ROMA, lunedì, 22 gennaio 2007 (ZENIT.org).- Aprendo questo lunedì a Roma i lavori del Consiglio Permanente della Conferenza Episcopale Italiana (CEI), il Cardinale Camillo Ruini ha affrontato le questioni riguardanti la parte finale della vita e in particolare le proposte legislative che vorrebbero favorire l’introduzione di forme di eutanasia.

Facendo riferimento all’esame che il Parlamento italiano sta conducendo sulle cosiddette “dichiarazioni anticipate di trattamento”, il Presidente della CEI ha sottolineato il “rifiuto dell’eutanasia”, quali che siano “i motivi e i mezzi, le azioni o le omissioni, addotti e impiegati al fine di ottenerla”.

Il Vicario di Roma ha spiegato che “è legittimo rifiutare l’accanimento terapeutico, cioè il ricorso a procedure mediche straordinarie che risultino troppo onerose o pericolose per il paziente e sproporzionate rispetto ai risultati attesi”, ma che allo stesso tempo “la rinuncia all’accanimento terapeutico non può giungere però al punto di legittimare forme più o meno mascherate di eutanasia”.

A questo proposito il Cardinale Ruini ha condannato in particolare “quell’abbandono terapeutico che priva il paziente del necessario sostegno vitale attraverso l’alimentazione e l’idratazione”, come si è espresso nel 2003 il Comitato Nazionale per la Bioetica.

“La volontà del malato, attuale o anticipata o espressa attraverso un suo fiduciario scelto liberamente, e quella dei suoi familiari – ha precisato il Presidente della CEI –, non possono pertanto avere per oggetto la decisione di togliere la vita al malato stesso”.

Dopo aver rilevato l’importanza del rapporto, personale tra il medico, il paziente e i suoi familiari, e aver ribadito come “doverose le terapie che attenuano la sofferenza” e una “vicinanza affettuosa e costante ai parenti e alle loro famiglie”, il Cardinale Ruini ha parlato della vicenda di Piergiorgio Welby.
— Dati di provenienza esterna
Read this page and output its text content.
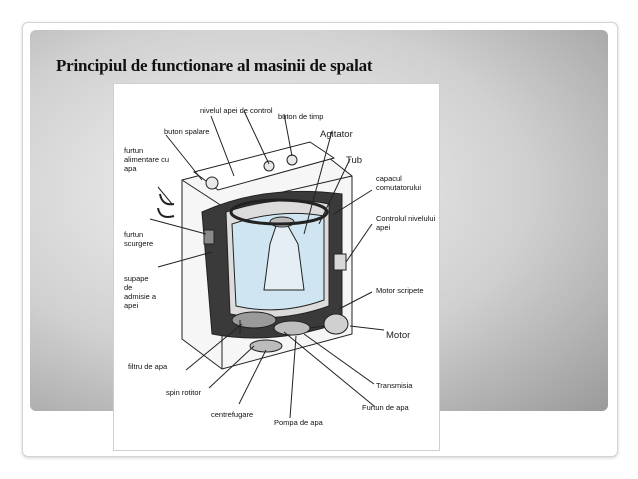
Principiul de functionare al masinii de spalat
nivelul apei de control
buton de timp
buton spalare	Agitator
Tub
furtun alimentare cu apa
capacul comutatorului
furtun scurgere
Controlul nivelului apei
supape de admisie a apei
Motor scripete
Motor
filtru de apa
Transmisia
spin rotitor
Furtun de apa
centrefugare
Pompa de apa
Piergiorgio Welby, Co-presidente dell'Associazione “Luca Coscioni”, malato da lungo tempo di distrofia muscolare, è morto il 20 dicembre 2006 all’età di 61 anni, dopo che gli è stato staccato il respiratore e somministrato un sedativo per impedire che soffrisse, secondo la sua volontà.

“Una vicenda umana dolorosa, che ha coinvolto a lungo la nostra gente” e “mi ha chiamato in causa anche personalmente, quando è giunta la richiesta del funerale religioso dopo la sua morte”, ha spiegato il porporato.

Il Cardinale Ruini ha quindi precisato che “la sofferta decisione” di non concedere il funerale “nasce dal fatto che il defunto, fino alla fine, ha perseverato lucidamente e consapevolmente nella volontà di porre termine alla propria vita: in quelle condizioni una decisione diversa sarebbe stata infatti per la Chiesa impossibile e contraddittoria, perché avrebbe legittimato un atteggiamento contrario alla legge di Dio”.

Il Vicario di Roma ha raccontato che “nel prendere una tale decisione non è mancata la consapevolezza di arrecare purtroppo dolore e turbamento ai familiari e a tante altre persone, anche credenti, mosse da sentimenti di umana pietà e solidarietà verso chi soffre”, sebbene “forse meno consapevoli del valore di ogni vita umana, di cui nemmeno la persona del malato può disporre”.

“Soprattutto – ha concluso il Cardinale Ruini – ci ha confortato la fiducia che il Dio ricco di misericordia non solo è l’unico a conoscere fino in fondo il cuore di ogni uomo, ma è anche Colui che in questo cuore agisce direttamente e dal di dentro, e può cambiarlo e convertirlo anche nell’istante della morte”.